The Perth-based franchise commissioned heavy hitters such as mining magnate Andrew Forrest, WA Premier Mark McGowan and former Governor Malcolm McCusker to help ensure its future.
But it wasn’t enough to convince the embattled Australian Rugby Union (ARU) that there was a future for the game in the west.
By many measures, it is the wrong decision.
There have been better days for Force captain Matt Hodgson (centre) and his teammates. (AAP: Richard Wainwright)
The Force has punched above its weight with a squad of homegrown talent this year, finishing second in Super Rugby’s five-team Australian conference.
Their six-win season was a strong endorsement for Dave Wessels in his first full season as coach.
Nathan Sharpe tweet: The biggest mistake the ARU could have made – Time to clear the decks and start fresh.

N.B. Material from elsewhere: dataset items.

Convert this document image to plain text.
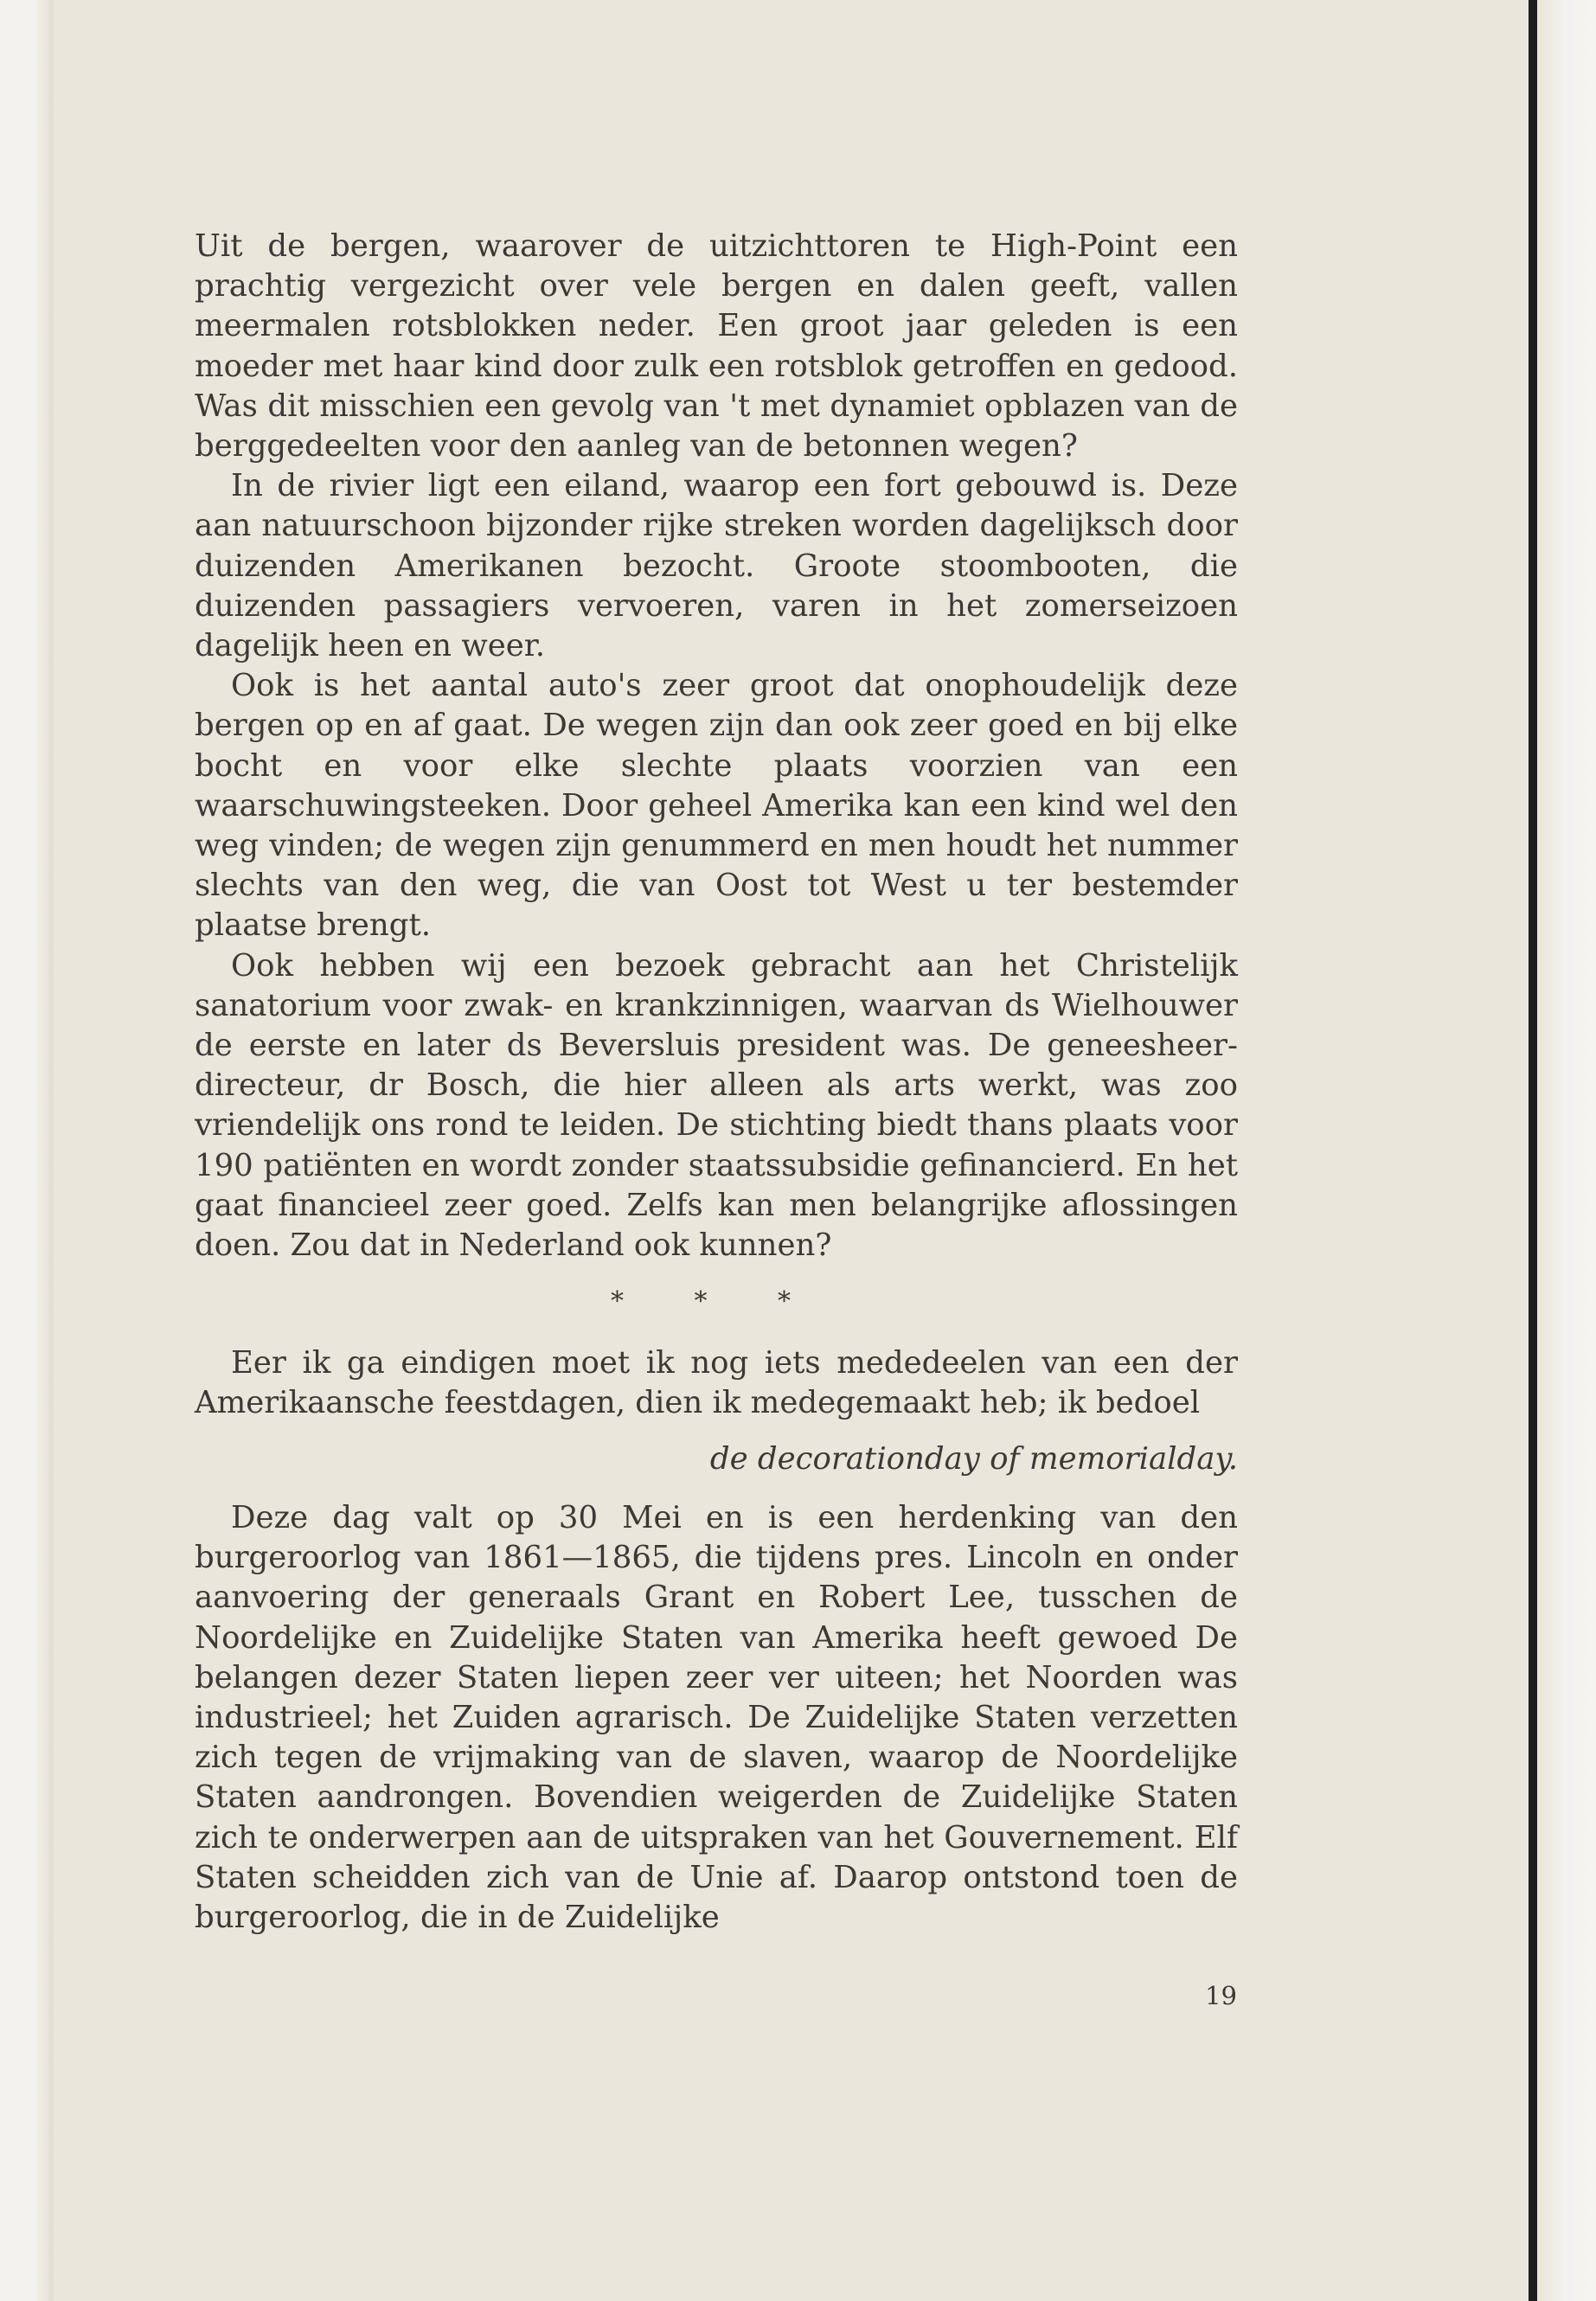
Uit de bergen, waarover de uitzichttoren te High-Point een prachtig vergezicht over vele bergen en dalen geeft, vallen meermalen rotsblokken neder. Een groot jaar geleden is een moeder met haar kind door zulk een rotsblok getroffen en gedood. Was dit misschien een gevolg van 't met dynamiet opblazen van de berggedeelten voor den aanleg van de betonnen wegen?

In de rivier ligt een eiland, waarop een fort gebouwd is. Deze aan natuurschoon bijzonder rijke streken worden dagelijksch door duizenden Amerikanen bezocht. Groote stoombooten, die duizenden passagiers vervoeren, varen in het zomerseizoen dagelijk heen en weer.

Ook is het aantal auto's zeer groot dat onophoudelijk deze bergen op en af gaat. De wegen zijn dan ook zeer goed en bij elke bocht en voor elke slechte plaats voorzien van een waarschuwingsteeken. Door geheel Amerika kan een kind wel den weg vinden; de wegen zijn genummerd en men houdt het nummer slechts van den weg, die van Oost tot West u ter bestemder plaatse brengt.

Ook hebben wij een bezoek gebracht aan het Christelijk sanatorium voor zwak- en krankzinnigen, waarvan ds Wielhouwer de eerste en later ds Beversluis president was. De geneesheer-directeur, dr Bosch, die hier alleen als arts werkt, was zoo vriendelijk ons rond te leiden. De stichting biedt thans plaats voor 190 patiënten en wordt zonder staatssubsidie gefinancierd. En het gaat financieel zeer goed. Zelfs kan men belangrijke aflossingen doen. Zou dat in Nederland ook kunnen?

* * *

Eer ik ga eindigen moet ik nog iets mededeelen van een der Amerikaansche feestdagen, dien ik medegemaakt heb; ik bedoel

de decorationday of memorialday.

Deze dag valt op 30 Mei en is een herdenking van den burgeroorlog van 1861—1865, die tijdens pres. Lincoln en onder aanvoering der generaals Grant en Robert Lee, tusschen de Noordelijke en Zuidelijke Staten van Amerika heeft gewoed De belangen dezer Staten liepen zeer ver uiteen; het Noorden was industrieel; het Zuiden agrarisch. De Zuidelijke Staten verzetten zich tegen de vrijmaking van de slaven, waarop de Noordelijke Staten aandrongen. Bovendien weigerden de Zuidelijke Staten zich te onderwerpen aan de uitspraken van het Gouvernement. Elf Staten scheidden zich van de Unie af. Daarop ontstond toen de burgeroorlog, die in de Zuidelijke

19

With a large contingent of WA players in the squad, it was also a big tick for the work the Force and Rugby WA had done at the grassroots level.
WA has the third-highest rugby participation rate in the country, behind New South Wales and Queensland.
At the elite level, six Force players were named in the recent Wallabies squad in the lead up to the Bledisloe Cup.
Richard Hardwick is among the homegrown Force players to play for the Wallabies. (AAP/SNPA: David Rowland)
Many of those have come through the Rugby WA program — including Dane Haylett-Petty and Curtis Rona.
The end of the Force is a fatal blow to the viability of that pathway and stops rugby being a truly national game.
Western Force not blameless
But the Force has not been a completely innocent player in its own failure.
As it struggled for results, the “sea of blue” that once packed Subiaco Oval dwindled dramatically in line with the move to a redeveloped Perth Oval.
Former coach Michael Foley made the team and its players inaccessible to local media, making covering the sport more difficult.
And when the wins were not there, interest dropped off.
It caused financial headaches, with the club struggling to attract a major sponsor for a long time.
The ARU decided to take control of the Force last year in an “alliance agreement” set up to help deliver financial stability.
The WA Government then came to the rescue earlier this year, with a lucrative $1.5 million deal to have the Road Safety Commission come on board as the club’s major sponsor.
The cavalry arrived for the Force — but it was a case of too little, too late.